The British Department of Transport had awarded the Florida-based treasure hunters a contract to conduct the search, allowing the company to retain 80 per cent of the profits of any silver salvaged.
“We were fortunate to find the shipwreck sitting upright, with the holds open and easily accessible,” said Greg Stemm, chief executive of Odyssey, which is based in Tampa, Fla. “This should enable to us to unload cargo through the hatches, as would happen with a ship along side a cargo terminal.” The salvage company plan to recover the precious cargo in the spring of 2012.
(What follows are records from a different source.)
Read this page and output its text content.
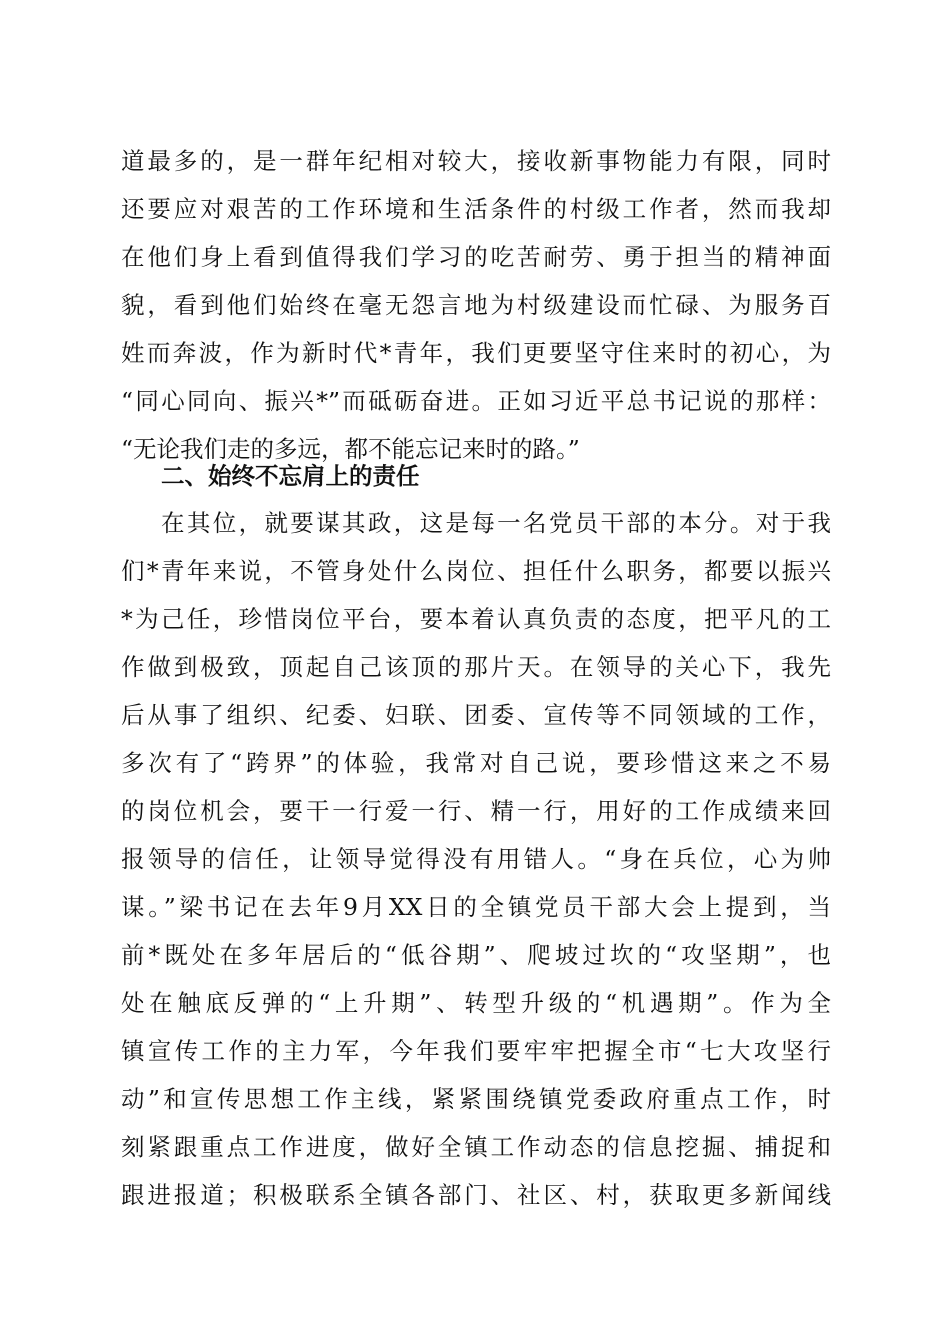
道最多的，是一群年纪相对较大，接收新事物能力有限，同时
还要应对艰苦的工作环境和生活条件的村级工作者，然而我却
在他们身上看到值得我们学习的吃苦耐劳、勇于担当的精神面
貌，看到他们始终在毫无怨言地为村级建设而忙碌、为服务百
姓而奔波，作为新时代*青年，我们更要坚守住来时的初心，为
“同心同向、振兴*”而砥砺奋进。正如习近平总书记说的那样：
“无论我们走的多远，都不能忘记来时的路。”
二、始终不忘肩上的责任
在其位，就要谋其政，这是每一名党员干部的本分。对于我
们*青年来说，不管身处什么岗位、担任什么职务，都要以振兴
*为己任，珍惜岗位平台，要本着认真负责的态度，把平凡的工
作做到极致，顶起自己该顶的那片天。在领导的关心下，我先
后从事了组织、纪委、妇联、团委、宣传等不同领域的工作，
多次有了“跨界”的体验，我常对自己说，要珍惜这来之不易
的岗位机会，要干一行爱一行、精一行，用好的工作成绩来回
报领导的信任，让领导觉得没有用错人。“身在兵位，心为帅
谋。”梁书记在去年9月XX日的全镇党员干部大会上提到，当
前*既处在多年居后的“低谷期”、爬坡过坎的“攻坚期”，也
处在触底反弹的“上升期”、转型升级的“机遇期”。作为全
镇宣传工作的主力军，今年我们要牢牢把握全市“七大攻坚行
动”和宣传思想工作主线，紧紧围绕镇党委政府重点工作，时
刻紧跟重点工作进度，做好全镇工作动态的信息挖掘、捕捉和
跟进报道；积极联系全镇各部门、社区、村，获取更多新闻线
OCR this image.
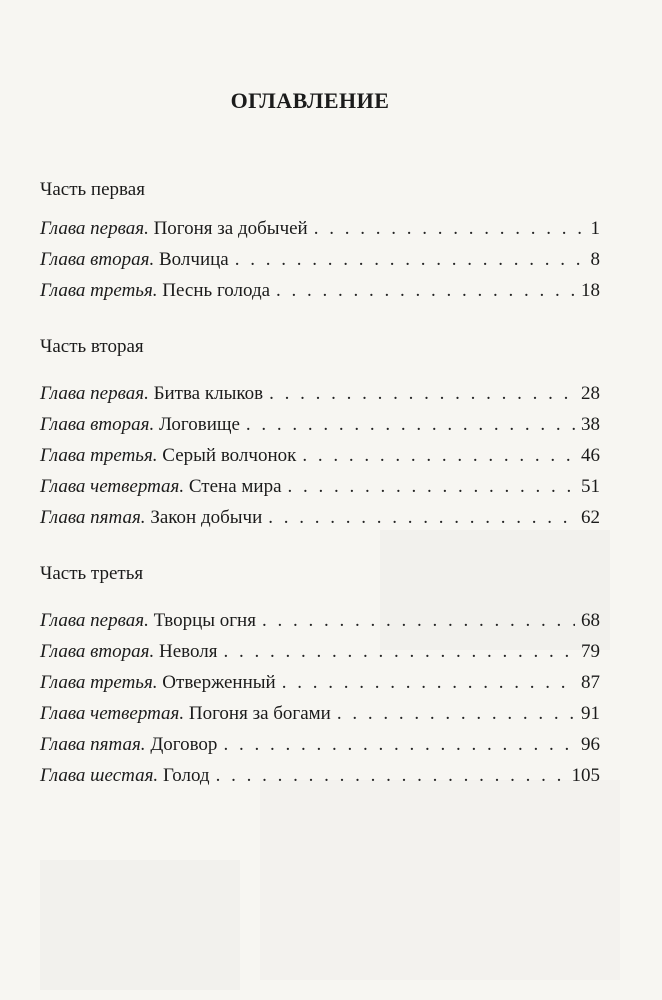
ОГЛАВЛЕНИЕ
Часть первая
Глава первая. Погоня за добычей . . .	1
Глава вторая. Волчица . . .	8
Глава третья. Песнь голода . . .	18
Часть вторая
Глава первая. Битва клыков . . .	28
Глава вторая. Логовище . . .	38
Глава третья. Серый волчонок . . .	46
Глава четвертая. Стена мира . . .	51
Глава пятая. Закон добычи . . .	62
Часть третья
Глава первая. Творцы огня . . .	68
Глава вторая. Неволя . . .	79
Глава третья. Отверженный . . .	87
Глава четвертая. Погоня за богами . . .	91
Глава пятая. Договор . . .	96
Глава шестая. Голод . . .	105
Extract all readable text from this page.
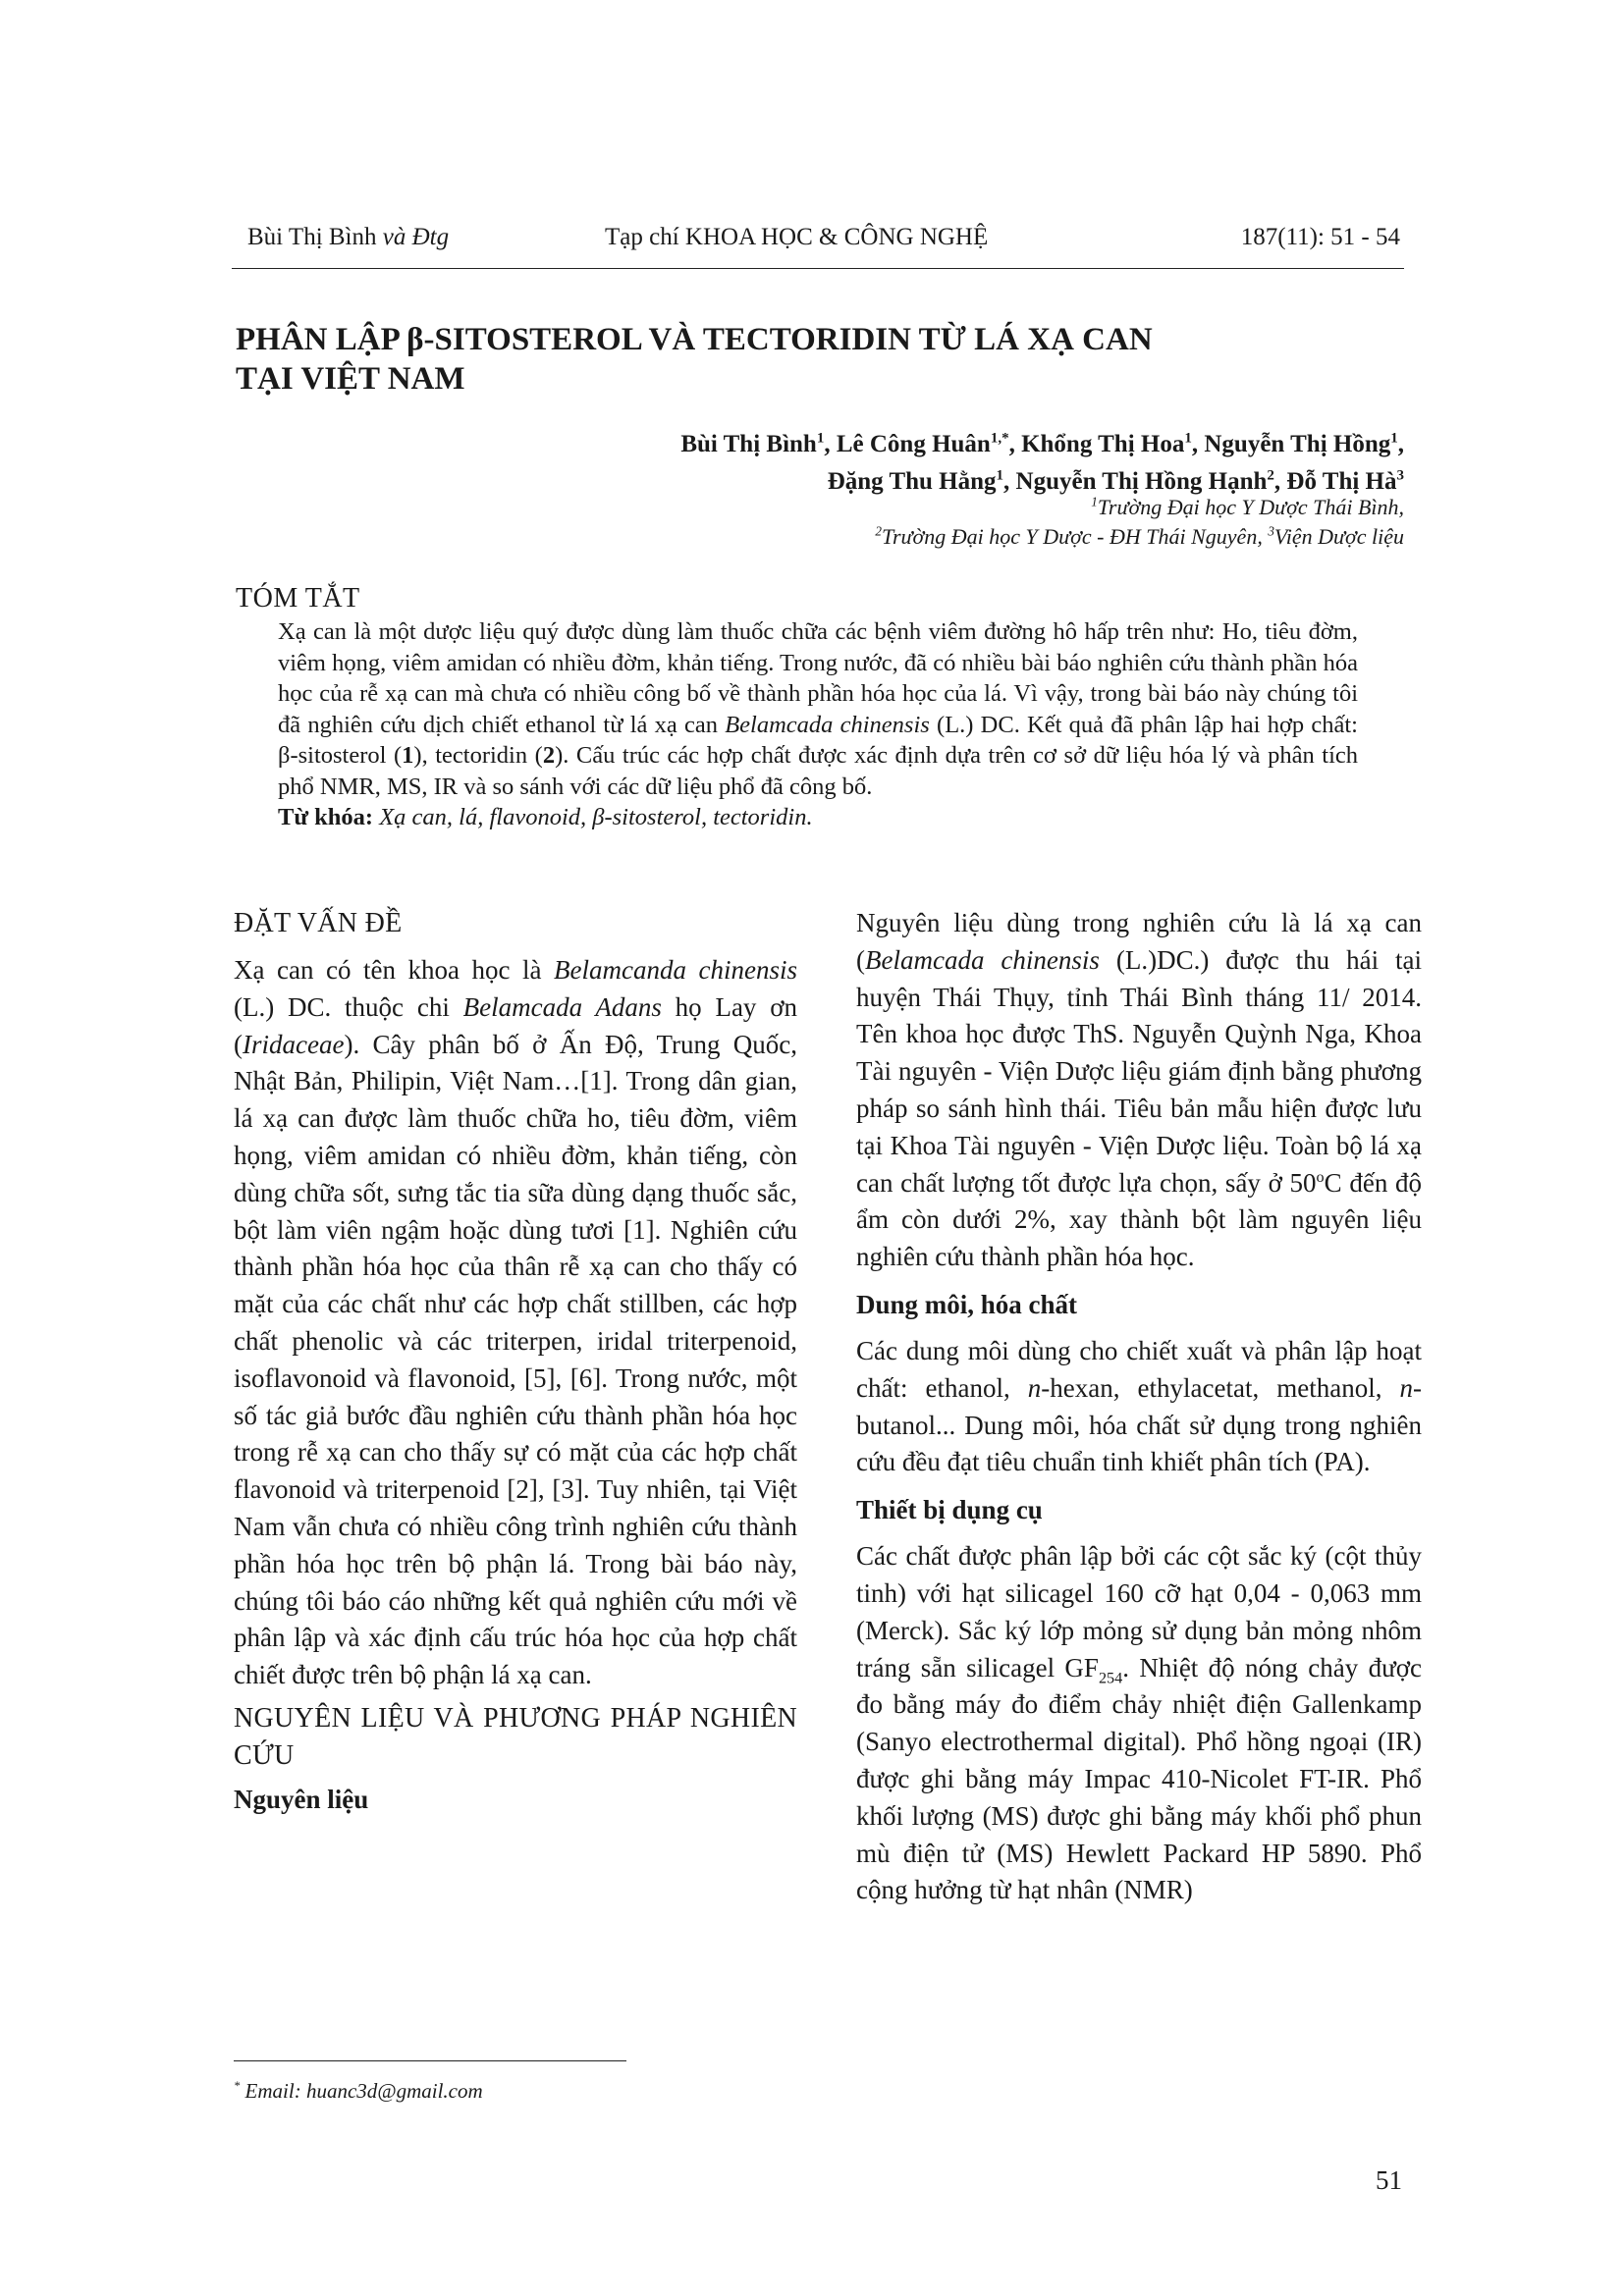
Bùi Thị Bình và Đtg	Tạp chí KHOA HỌC & CÔNG NGHỆ	187(11): 51 - 54
PHÂN LẬP β-SITOSTEROL VÀ TECTORIDIN TỪ LÁ XẠ CAN
TẠI VIỆT NAM
Bùi Thị Bình$^1$, Lê Công Huân$^{1,*}$, Khổng Thị Hoa$^1$, Nguyễn Thị Hồng$^1$,
Đặng Thu Hằng$^1$, Nguyễn Thị Hồng Hạnh$^2$, Đỗ Thị $Hà^3$
$^1$Trường Đại học Y Dược Thái Bình,
$^2$Trường Đại học Y Dược - ĐH Thái Nguyên, $^3$Viện Dược liệu
TÓM TẮT
Xạ can là một dược liệu quý được dùng làm thuốc chữa các bệnh viêm đường hô hấp trên như: Ho, tiêu đờm, viêm họng, viêm amidan có nhiều đờm, khản tiếng. Trong nước, đã có nhiều bài báo nghiên cứu thành phần hóa học của rễ xạ can mà chưa có nhiều công bố về thành phần hóa học của lá. Vì vậy, trong bài báo này chúng tôi đã nghiên cứu dịch chiết ethanol từ lá xạ can Belamcada chinensis (L.) DC. Kết quả đã phân lập hai hợp chất: β-sitosterol (1), tectoridin (2). Cấu trúc các hợp chất được xác định dựa trên cơ sở dữ liệu hóa lý và phân tích phổ NMR, MS, IR và so sánh với các dữ liệu phổ đã công bố.
Từ khóa: Xạ can, lá, flavonoid, β-sitosterol, tectoridin.
ĐẶT VẤN ĐỀ

Xạ can có tên khoa học là Belamcanda chinensis (L.) DC. thuộc chi Belamcada Adans họ Lay ơn (Iridaceae). Cây phân bố ở Ấn Độ, Trung Quốc, Nhật Bản, Philipin, Việt Nam…[1]. Trong dân gian, lá xạ can được làm thuốc chữa ho, tiêu đờm, viêm họng, viêm amidan có nhiều đờm, khản tiếng, còn dùng chữa sốt, sưng tắc tia sữa dùng dạng thuốc sắc, bột làm viên ngậm hoặc dùng tươi [1]. Nghiên cứu thành phần hóa học của thân rễ xạ can cho thấy có mặt của các chất như các hợp chất stillben, các hợp chất phenolic và các triterpen, iridal triterpenoid, isoflavonoid và flavonoid, [5], [6]. Trong nước, một số tác giả bước đầu nghiên cứu thành phần hóa học trong rễ xạ can cho thấy sự có mặt của các hợp chất flavonoid và triterpenoid [2], [3]. Tuy nhiên, tại Việt Nam vẫn chưa có nhiều công trình nghiên cứu thành phần hóa học trên bộ phận lá. Trong bài báo này, chúng tôi báo cáo những kết quả nghiên cứu mới về phân lập và xác định cấu trúc hóa học của hợp chất chiết được trên bộ phận lá xạ can.

NGUYÊN LIỆU VÀ PHƯƠNG PHÁP NGHIÊN CỨU
Nguyên liệu

Nguyên liệu dùng trong nghiên cứu là lá xạ can (Belamcada chinensis (L.)DC.) được thu hái tại huyện Thái Thụy, tỉnh Thái Bình tháng 11/ 2014. Tên khoa học được ThS. Nguyễn Quỳnh Nga, Khoa Tài nguyên - Viện Dược liệu giám định bằng phương pháp so sánh hình thái. Tiêu bản mẫu hiện được lưu tại Khoa Tài nguyên - Viện Dược liệu. Toàn bộ lá xạ can chất lượng tốt được lựa chọn, sấy ở 50$^o$C đến độ ẩm còn dưới 2%, xay thành bột làm nguyên liệu nghiên cứu thành phần hóa học.

Dung môi, hóa chất

Các dung môi dùng cho chiết xuất và phân lập hoạt chất: ethanol, n-hexan, ethylacetat, methanol, n-butanol... Dung môi, hóa chất sử dụng trong nghiên cứu đều đạt tiêu chuẩn tinh khiết phân tích (PA).

Thiết bị dụng cụ

Các chất được phân lập bởi các cột sắc ký (cột thủy tinh) với hạt silicagel 160 cỡ hạt 0,04 - 0,063 mm (Merck). Sắc ký lớp mỏng sử dụng bản mỏng nhôm tráng sẵn silicagel $GF_{254}$. Nhiệt độ nóng chảy được đo bằng máy đo điểm chảy nhiệt điện Gallenkamp (Sanyo electrothermal digital). Phổ hồng ngoại (IR) được ghi bằng máy Impac 410-Nicolet FT-IR. Phổ khối lượng (MS) được ghi bằng máy khối phổ phun mù điện tử (MS) Hewlett Packard HP 5890. Phổ cộng hưởng từ hạt nhân (NMR)

* Email: huanc3d@gmail.com
51
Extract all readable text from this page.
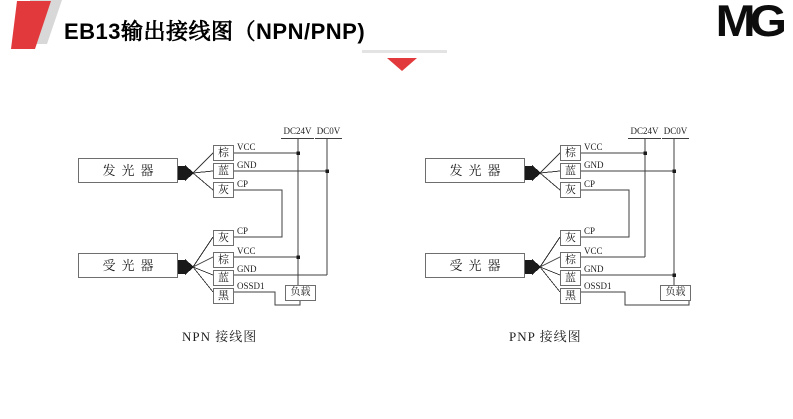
EB13输出接线图（NPN/PNP)	MG
发光器
受光器
棕
蓝
灰
VCC
GND
CP
灰
棕
蓝
黑
CP
VCC
GND
OSSD1
DC24V DC0V
负载
NPN 接线图
发光器
受光器
棕
蓝
灰
VCC
GND
CP
灰
棕
蓝
黑
CP
VCC
GND
OSSD1
DC24V DC0V
负载
PNP 接线图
The SS Gairsoppa was owned by the British India Steam Navigation Company. She was sailing from Calcutta, India to Liverpool, UK., loaded with nearly 7,000 tonnes of medium and high-value cargo, including pig iron, tea, and the large quantity of silver. It was forced to break away from its military convoy off the coast of Ireland as weather conditions deteriorated and it began to run out of fuel. As it tried to make the port of Galway, Ireland. Gairsoppa was spotted by the German submarine, U-101, under the command of Captain Ernst Mengersen. The U-boat launched a single torpedo which struck the Gairsoppa on its starboard side, she sank in 20 minutes.
Of the 32 crew members who boarded lifeboats after the U-Boat attack, all perished except for one survivor, Second officer Richard Ayres. His lifeboat came ashore on the coast of Cornwall, England 13 days after the Gairsoppa sank. The merchant steamship was 412 feet long, had 83 crewmen and two gunners on board.